El Gato miró su reloj apenas entrado el mediodía. Volvió su mirada hacia la puerta y otra vez hacia el reloj. Meneó la cabeza y acercó sus ojos al motor cuando escuchó a los perros ladrar como sólo le ladraban a ella. Pocos segundos después entraba en el taller con un mate cargado de yerba hasta donde empieza la borla de plata; la bombilla a un costado, haciendo de barrera entre el termo y el plato con galletas marineras; todo sobre una vieja bandeja. "Te atrasaste un poco", musitó el Gato con la cabeza debajo del capot, haciéndole señas con una mano como para que dejara todo sobre el banco de herramientas. Anita depositó la bandeja con delicadeza y escuchó que el mecánico le decía que él en persona lo iba a preparar y gracias.
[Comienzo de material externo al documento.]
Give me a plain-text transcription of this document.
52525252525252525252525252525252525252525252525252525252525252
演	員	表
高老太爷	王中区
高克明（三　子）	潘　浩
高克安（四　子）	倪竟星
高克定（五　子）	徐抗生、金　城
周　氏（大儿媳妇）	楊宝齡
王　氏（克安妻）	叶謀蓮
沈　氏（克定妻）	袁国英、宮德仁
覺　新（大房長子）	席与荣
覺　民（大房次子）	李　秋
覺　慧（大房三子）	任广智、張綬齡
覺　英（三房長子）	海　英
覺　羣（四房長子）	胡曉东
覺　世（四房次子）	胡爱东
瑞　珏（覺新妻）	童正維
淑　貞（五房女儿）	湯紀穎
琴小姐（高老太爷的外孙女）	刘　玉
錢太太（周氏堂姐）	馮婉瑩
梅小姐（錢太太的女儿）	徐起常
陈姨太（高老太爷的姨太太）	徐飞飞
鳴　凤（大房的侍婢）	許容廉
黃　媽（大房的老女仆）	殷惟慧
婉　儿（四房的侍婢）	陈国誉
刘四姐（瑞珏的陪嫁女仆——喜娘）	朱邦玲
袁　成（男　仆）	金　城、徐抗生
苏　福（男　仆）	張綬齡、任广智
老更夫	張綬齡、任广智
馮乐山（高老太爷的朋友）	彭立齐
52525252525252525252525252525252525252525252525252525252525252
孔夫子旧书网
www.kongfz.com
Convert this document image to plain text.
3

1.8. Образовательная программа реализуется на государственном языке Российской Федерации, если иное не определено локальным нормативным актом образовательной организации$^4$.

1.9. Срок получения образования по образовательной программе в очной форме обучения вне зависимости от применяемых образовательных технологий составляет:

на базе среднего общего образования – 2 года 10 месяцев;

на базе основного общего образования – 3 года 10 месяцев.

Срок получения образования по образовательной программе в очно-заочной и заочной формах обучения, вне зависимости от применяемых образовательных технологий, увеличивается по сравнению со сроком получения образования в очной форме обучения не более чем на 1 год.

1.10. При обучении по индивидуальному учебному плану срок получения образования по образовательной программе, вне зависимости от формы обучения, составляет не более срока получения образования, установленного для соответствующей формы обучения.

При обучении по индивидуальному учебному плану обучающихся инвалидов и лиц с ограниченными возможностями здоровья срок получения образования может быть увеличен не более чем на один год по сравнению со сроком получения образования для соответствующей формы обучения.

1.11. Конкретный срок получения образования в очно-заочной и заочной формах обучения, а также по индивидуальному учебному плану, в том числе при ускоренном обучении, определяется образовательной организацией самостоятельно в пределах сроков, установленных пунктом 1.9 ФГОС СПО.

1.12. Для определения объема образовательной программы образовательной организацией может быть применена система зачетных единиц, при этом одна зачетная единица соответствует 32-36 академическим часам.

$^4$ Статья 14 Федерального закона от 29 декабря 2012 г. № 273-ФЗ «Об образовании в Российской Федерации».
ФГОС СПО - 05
La muchacha bajó la vista hasta la punta de sus alpargatas y empezó a caminar hacia el fondo. El Gato la vio salir, de reojo, por el rectángulo de luz y después todo fue silencio. Una foto instantánea, una polaroid de tiempo. Volvió a mirar el reloj y sacó cuentas de lo que faltaba para verla salir otra vez. Ya no soportaba tanto silencio.